Trying to teach something where the students have no interest is a wast of
time for teacher and student alike. Trying to earn something when there is
no motivation is wasted time.  So the real goal of the teacher is to get
people motivated, to get them to experience the difficulties and pleasures
of the problems, and thereby to motivate them to learn the fundamentals.
Design a curriculum around problems that lead the students to learn just
what they need, when they need it.

In middle-life I started reading history of science. And more recently,
history of design. That is how it should be: let people learn things when
they are ready.  I have long thought that we should NEVER teach history to
students. It is dull and boring and lacks any reason to be learned.
Students want to get on with it: to do substantive stuff. Professors think
history is important. But students don't. They will later on in life, so be
patient.  Teach the students the work, Teach them the art and craft and
where it exists, the science of design. When they become professionals or
professors, the good ones will get interested in the history of their field
and learn it.

Don't confuse teaching principles through examples of previous workers with
the teaching of history. Karl Kuutti did a good job of explaining that
these are two different things. When a student gets stuck, it is
quite appropriate to show a historical example of how similar problems were
solved in the past.

To quote Karl:

"Design History may be the only remaining corner in Design Research where
artifacts are still taken as objects of serious research, and that is
something we must cling to for the sake of our identity.  "

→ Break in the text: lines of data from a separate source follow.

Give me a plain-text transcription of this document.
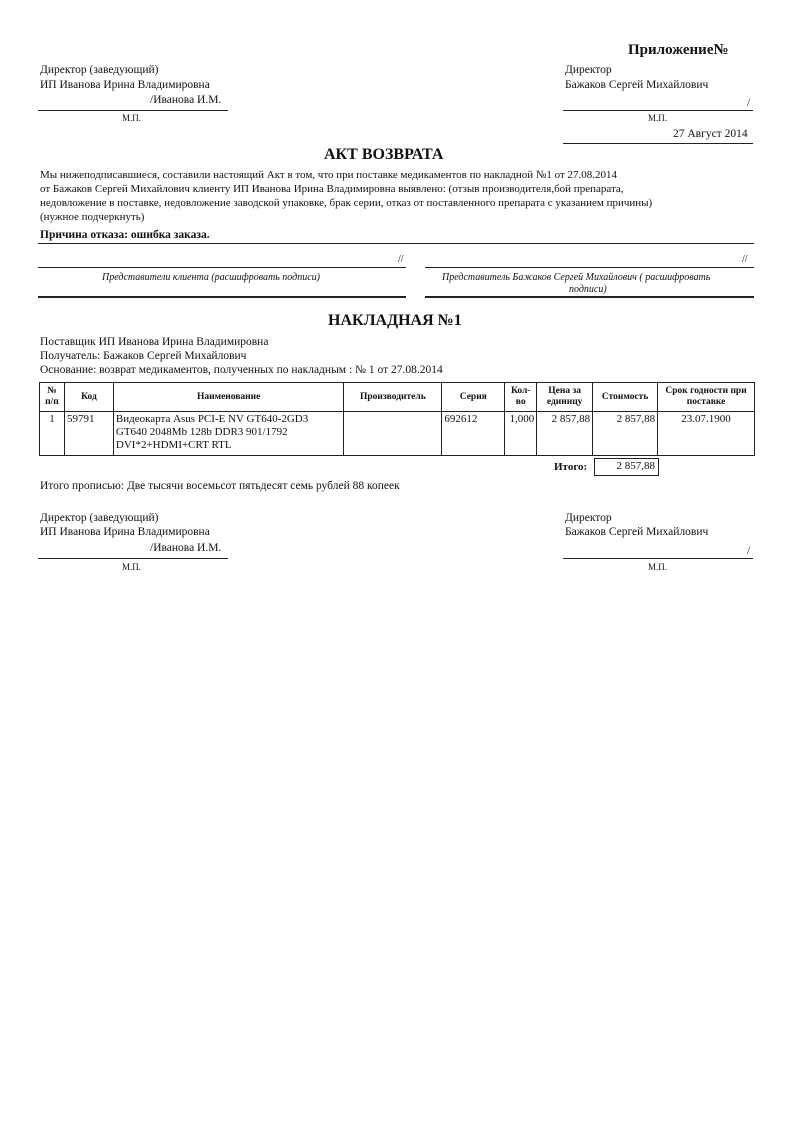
Приложение№
Директор (заведующий)
ИП Иванова Ирина Владимировна
/Иванова И.М.
М.П.
Директор
Бажаков Сергей Михайлович
/
М.П.
27 Август 2014
АКТ ВОЗВРАТА
Мы нижеподписавшиеся, составили настоящий Акт в том, что при поставке медикаментов по накладной №1 от 27.08.2014
от Бажаков Сергей Михайлович клиенту ИП Иванова Ирина Владимировна выявлено: (отзыв производителя,бой препарата,
недовложение в поставке, недовложение заводской упаковке, брак серии, отказ от поставленного препарата с указанием причины)
(нужное подчеркнуть)
Причина отказа: ошибка заказа.
//
Представители клиента (расшифровать подписи)
//
Представитель Бажаков Сергей Михайлович ( расшифровать
подписи)
НАКЛАДНАЯ №1
Поставщик ИП Иванова Ирина Владимировна
Получатель: Бажаков Сергей Михайлович
Основание: возврат медикаментов, полученных по накладным : № 1 от 27.08.2014
№ п/п	Код	Наименование	Производитель	Серия	Кол-во	Цена за единицу	Стоимость	Срок годности при поставке
1	59791	Видеокарта Asus PCI-E NV GT640-2GD3
GT640 2048Mb 128b DDR3 901/1792
DVI*2+HDMI+CRT RTL		692612	1,000	2 857,88	2 857,88	23.07.1900
Итого:	2 857,88
Итого прописью: Две тысячи восемьсот пятьдесят семь рублей 88 копеек
Директор (заведующий)
ИП Иванова Ирина Владимировна
/Иванова И.М.
М.П.
Директор
Бажаков Сергей Михайлович
/
М.П.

The point is, don't teach history. Instead, learn from history. Learn from
those artifacts. Capture the fundamental principles that made them so
important. Then teach the principles, and sure, give full credit to those
who first employed them -- this is what I mean by learning history through
osmosis. This is how Terry pointed out the budding scientist
learns history. Design is not a science, but it can learn from the parts of
science that work. Teach what has been learned, not the history itself.

I hated history when i was a student. Now I read it all the time. And that
is the way it should be: Let people learn when they are most interested.